There are many companies that could benefit if the Bank of England meets expectations at noon in London  - 7 a.m. Eastern time - and cuts interest rates for the first time in more than seven years.  But London's banks won't be among those.

The central bank is widely expected to opt for a quarter-point cut to 0.25%  in response to a slowdown triggered by the U.K's vote to leave the  EU and what many predict, is a recession in the making.

But shares of the larger U.K banks were up during early London trading. HSBC (HSBC) was leading the board with a gain of 1.6%, to 500 pence ($6.50), followed by Barclays (BCS) , Royal Bank of Scotland (RBS) and Lloyds (LLY - Get Report) .

With net-interest margins at or close to historic lows and investment banking businesses out of favour, earnings growth at U.K. banks has tended to be driven by expanded loan books, write-backs from falling loan impairments and stable-moderately lower litigation costs.

It seems that the best the sector can hope for in Thursday's announcement is to be able to somehow neutralise any effect on profitability from the Bank of England decision, although how this will be achieved remains to be seen.

Barclays CEO Jes Staley said on July 25 that zero and negative interest rates are ineffective in addressing weakness in the economy, but highly destructive for the financial systems which are subject to them.

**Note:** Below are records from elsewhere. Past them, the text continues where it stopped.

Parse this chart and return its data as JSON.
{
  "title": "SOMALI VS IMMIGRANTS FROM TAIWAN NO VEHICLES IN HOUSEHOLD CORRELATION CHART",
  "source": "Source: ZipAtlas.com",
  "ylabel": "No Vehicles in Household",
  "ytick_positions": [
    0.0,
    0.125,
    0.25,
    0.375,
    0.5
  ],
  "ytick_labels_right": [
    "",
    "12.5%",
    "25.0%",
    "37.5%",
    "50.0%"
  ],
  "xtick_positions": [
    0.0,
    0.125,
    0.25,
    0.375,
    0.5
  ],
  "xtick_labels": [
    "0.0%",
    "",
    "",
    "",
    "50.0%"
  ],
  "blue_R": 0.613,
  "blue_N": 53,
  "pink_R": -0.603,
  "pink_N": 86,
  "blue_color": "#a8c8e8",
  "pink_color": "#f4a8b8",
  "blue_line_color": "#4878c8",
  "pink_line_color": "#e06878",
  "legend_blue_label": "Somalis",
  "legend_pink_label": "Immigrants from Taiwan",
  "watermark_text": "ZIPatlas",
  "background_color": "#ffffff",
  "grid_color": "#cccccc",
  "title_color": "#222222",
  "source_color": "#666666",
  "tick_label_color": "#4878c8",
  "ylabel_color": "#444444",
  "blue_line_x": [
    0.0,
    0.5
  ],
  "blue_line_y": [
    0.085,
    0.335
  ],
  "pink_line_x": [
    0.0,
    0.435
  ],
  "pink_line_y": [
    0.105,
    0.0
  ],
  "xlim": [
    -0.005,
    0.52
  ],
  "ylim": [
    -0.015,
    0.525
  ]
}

Staley also advocated against jumping to too quick a judgement on the likely effects of the referendum on the long- term health of the British economy.

If the MPC does cut rates on Thursday then the move will leave the bank rate just 25 basis points above zero and, with year-on-year inflation running at 0.5%, it will force the U.K's real interest rate into negative territory for the first time in history.

In a sign of what might be to come if the BoE does drive rates lower, the Royal Bank of Scotland is reported to have written to business customers at the end of July notifying them of a change to its terms and conditions. The changes will now allow the bank to charge negative interest rates on business deposits.

In a low or negative interest-rate environment, domestic banks without overseas assets will be the most exposed to margin and profitability pressures, although the problem will be magnified for challenger banks whose smaller scale makes it harder for them to grow when profit is under pressure.

Share of challenger banks were all lower in early trading, with OneSavings Bank (OSVBF) leading the decline and trading down 1.9% at 203.0 pence. Virgin Money (VRGDF) , Metro Bank (MBNKF) and Shawbrook were all down by around 0.5%.